Inside New York City's Digital City Hall
BY Nick Judd | Tuesday, February 15 2011
New Yorkers may soon be able to send complaints via text message, the city's commissioner of the city Department of Information Technology and Telecommunications, Carole Post, said at a Social Media Week event on Friday.
SMS is "on the horizon" for New York City's 311 service, she said during a panel presentation with city Economic Development Corporation President Seth Pinsky and the city's new chief digital officer, Rachel Sterne.
When Post focused on complaints, Pinsky quickly interjected: "Complaints, inquiries, or compliments."
The crowd in the room, an audience of about 200 in an event space below ground level at the Paley Center for Media in midtown Manhattan, laughed appreciatively.
The city officials spoke at a panel titled "Open Government and The Transformation of New York City's Digital Environment," which was a bit of an ambitious ring to give to an event which, more than anything else, seemed an opportunity for the trio to introduce the city's initial stabs at public participation online as well-intentioned even if the bureaucracy does not fully understand the world they're getting themselves into.
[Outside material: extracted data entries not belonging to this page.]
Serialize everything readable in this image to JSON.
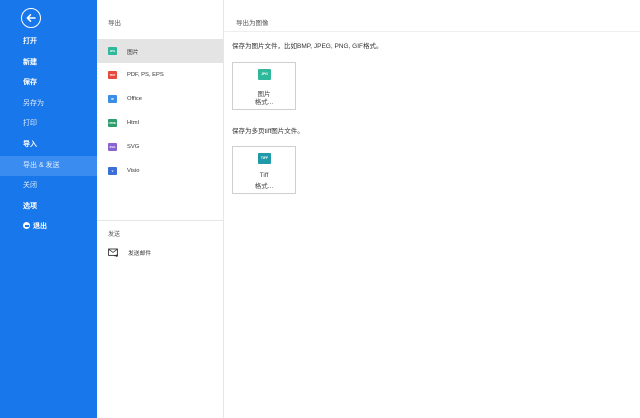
{
  "sidebar": {
    "items": [
      {
        "label": "打开",
        "style": "bold"
      },
      {
        "label": "新建",
        "style": "bold"
      },
      {
        "label": "保存",
        "style": "bold"
      },
      {
        "label": "另存为",
        "style": "light"
      },
      {
        "label": "打印",
        "style": "light"
      },
      {
        "label": "导入",
        "style": "bold"
      },
      {
        "label": "导出 & 发送",
        "style": "light",
        "active": true
      },
      {
        "label": "关闭",
        "style": "light"
      },
      {
        "label": "选项",
        "style": "bold"
      },
      {
        "label": "退出",
        "style": "bold",
        "icon": "exit-icon"
      }
    ]
  },
  "middle": {
    "export_heading": "导出",
    "export_items": [
      {
        "label": "图片",
        "icon_text": "JPG",
        "icon_color": "#2fb89a",
        "selected": true
      },
      {
        "label": "PDF, PS, EPS",
        "icon_text": "PDF",
        "icon_color": "#e8493f"
      },
      {
        "label": "Office",
        "icon_text": "W",
        "icon_color": "#3b8ee6"
      },
      {
        "label": "Html",
        "icon_text": "HTML",
        "icon_color": "#2f9e6a"
      },
      {
        "label": "SVG",
        "icon_text": "SVG",
        "icon_color": "#8a63d2"
      },
      {
        "label": "Visio",
        "icon_text": "V",
        "icon_color": "#3b6fd8"
      }
    ],
    "send_heading": "发送",
    "send_item": {
      "label": "发送邮件",
      "icon": "mail-icon"
    }
  },
  "right": {
    "heading": "导出为图像",
    "section1": {
      "description": "保存为图片文件，比如BMP, JPEG, PNG, GIF格式。",
      "card": {
        "icon_text": "JPG",
        "icon_color": "#2fb89a",
        "line1": "图片",
        "line2": "格式..."
      }
    },
    "section2": {
      "description": "保存为多页tiff图片文件。",
      "card": {
        "icon_text": "TIFF",
        "icon_color": "#1f9aa8",
        "line1": "Tiff",
        "line2": "格式..."
      }
    }
  },
  "colors": {
    "sidebar_bg": "#1877ea",
    "active_item_bg": "#3b8cf0",
    "selected_row_bg": "#e4e4e4"
  }
}
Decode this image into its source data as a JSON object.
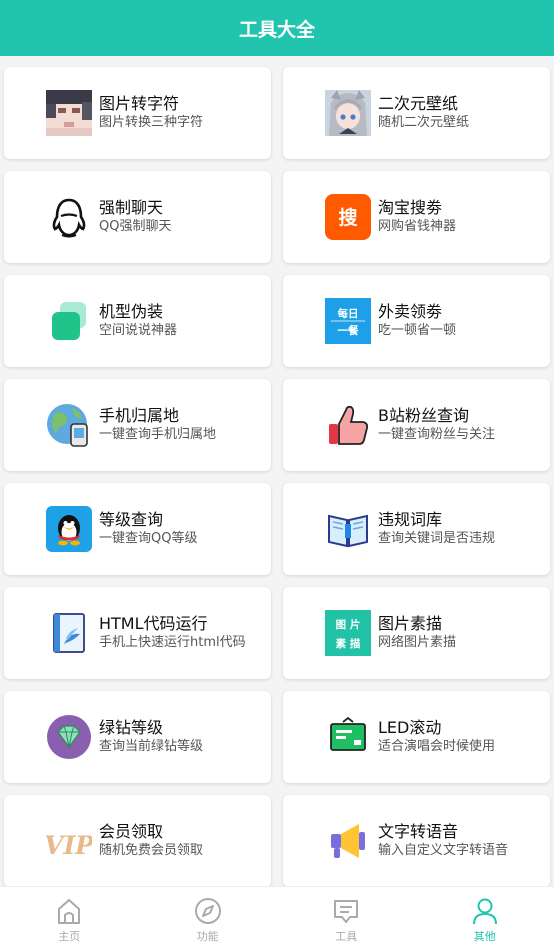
{
  "header": {
    "title": "工具大全"
  },
  "tools": [
    {
      "title": "图片转字符",
      "desc": "图片转换三种字符",
      "icon": "blurred-photo-icon"
    },
    {
      "title": "二次元壁纸",
      "desc": "随机二次元壁纸",
      "icon": "anime-girl-icon"
    },
    {
      "title": "强制聊天",
      "desc": "QQ强制聊天",
      "icon": "penguin-outline-icon"
    },
    {
      "title": "淘宝搜劵",
      "desc": "网购省钱神器",
      "icon": "taobao-search-icon",
      "icon_text": "搜"
    },
    {
      "title": "机型伪装",
      "desc": "空间说说神器",
      "icon": "device-layers-icon"
    },
    {
      "title": "外卖领劵",
      "desc": "吃一顿省一顿",
      "icon": "daily-meal-icon",
      "icon_text_1": "每日",
      "icon_text_2": "一餐"
    },
    {
      "title": "手机归属地",
      "desc": "一键查询手机归属地",
      "icon": "globe-phone-icon"
    },
    {
      "title": "B站粉丝查询",
      "desc": "一键查询粉丝与关注",
      "icon": "thumbs-up-icon"
    },
    {
      "title": "等级查询",
      "desc": "一键查询QQ等级",
      "icon": "qq-penguin-icon"
    },
    {
      "title": "违规词库",
      "desc": "查询关键词是否违规",
      "icon": "open-book-icon"
    },
    {
      "title": "HTML代码运行",
      "desc": "手机上快速运行html代码",
      "icon": "code-book-icon"
    },
    {
      "title": "图片素描",
      "desc": "网络图片素描",
      "icon": "picture-sketch-icon",
      "icon_text_1": "图 片",
      "icon_text_2": "素 描"
    },
    {
      "title": "绿钻等级",
      "desc": "查询当前绿钻等级",
      "icon": "green-diamond-icon"
    },
    {
      "title": "LED滚动",
      "desc": "适合演唱会时候使用",
      "icon": "led-board-icon"
    },
    {
      "title": "会员领取",
      "desc": "随机免费会员领取",
      "icon": "vip-icon",
      "icon_text": "VIP"
    },
    {
      "title": "文字转语音",
      "desc": "输入自定义文字转语音",
      "icon": "megaphone-icon"
    }
  ],
  "tabbar": [
    {
      "label": "主页",
      "icon": "home-icon",
      "active": false
    },
    {
      "label": "功能",
      "icon": "compass-icon",
      "active": false
    },
    {
      "label": "工具",
      "icon": "message-icon",
      "active": false
    },
    {
      "label": "其他",
      "icon": "person-icon",
      "active": true
    }
  ],
  "colors": {
    "accent": "#21c4ac",
    "tab_inactive": "#aaaaaa"
  }
}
Playing off a misstep by the moderator, who mistakenly said that Sterne has been with the city for three years — it's been three weeks — Post repeatedly said she wished Sterne had been there that long. For her part, Sterne described a community of social media managers inside government teaching themselves more technical skills, like programming, and indicated that part of her job would be identifying and connecting people like them inside government.
"We're getting there," Post said in answer to a question about crowdsourcing. "We're there in some respects. It's a place where we need to go and where we will go."
She said that initial pilot projects were in the works in the city, first to crowdsource ideas internally. The city is also on the roster to get an iteration of the "Give a Minute" campaign, a collaboration with the non-profit CEOs for Cities that will deliver a platform for New Yorkers to submit ideas to the city. The New York implementation is different from implementations in other cities in that it allows citizens to form groups around one another's ideas, which are viewed on a map. The basic principle is the same, however: The project works because principals inside the city's power structure make a commitment to read and respond to a selection of the ideas, which will all be tied to a central theme.
Post and Pinsky also double-teamed the city's single best showing in the open-government realm, the New York City DataMine, a central portal for machine-readable data made available to the public. The city's second annual contest for apps built on top of that data, the BigApps contest, is well under way. Pinsky described the argument, familiar to techPresident readers, that applications built on government data can be an economic boon. He also described the EDC's efforts to foster the technology community in New York City, including its collaboration on an incubator space, General Assembly.
Pinsky also mentioned reforms to the way the Industrial Development Agency, an arm of the EDC that procures tax-exempt bond financing for some major projects in the city, handles and releases its own data. IDA meetings — which are in many cases a first glance at how the city proposes to use public financing for neighborhood-altering projects that promise substantial benefit to private developers and thus, by all rights, should be less opaque — are now broadcast live over the Internet, for example. The EDC also releases more data about projects that are up for consideration — although they are still released as machine-unfriendly PDFs — and has started up email lists for people interested in getting the data.
Oh, and they have a tumblr.
If all of this seems light on input from Sterne, who is probably the city's newest C-level employee, that's because it kind of was. She's been there three weeks and her first responsibility is to take three months to compile a report on what the city is doing already, with initiatives like the ones that Pinsky's and Post's staffs are working on.
How she does that from the Office of Media an Entertainment, where she draws a six-figure and has a C-level title despite managing no staff, is not clear to many. Because she's young (27), has no real public sector experience and comes from a private enterprise, GroundReport, that was not particularly financially successful, she took lots of flak when she was hired.
In her remarks, Sterne reiterated her role as she's already described it: Coordinate the city's social media efforts, improve the "customer experience" for New Yorkers interacting with their local government online, and reach out to "startups, or large technology companies, or developers" looking to build on city data or partner with government. Besides backing General Assembly, the city also supports a sort of think-tank/do-tank/academia collaboration around digital media.
"In the first three weeks, it's been amazing to see the innovation that is happening," Sterne said, "to see the social media managers who are teaching themself how to code and teaching themselves new languages."
And despite her critics, Sterne is well-connected in the New York City technology scene, where "fail fast" is a mantra and there's no disgrace to be had in trying something that didn't work so long as you make fixes and try again. Personal Democracy Forum's founder, Andrew Rasiej, has also been a vocal supporter of hers.
Sterne's report should be due sometime in March.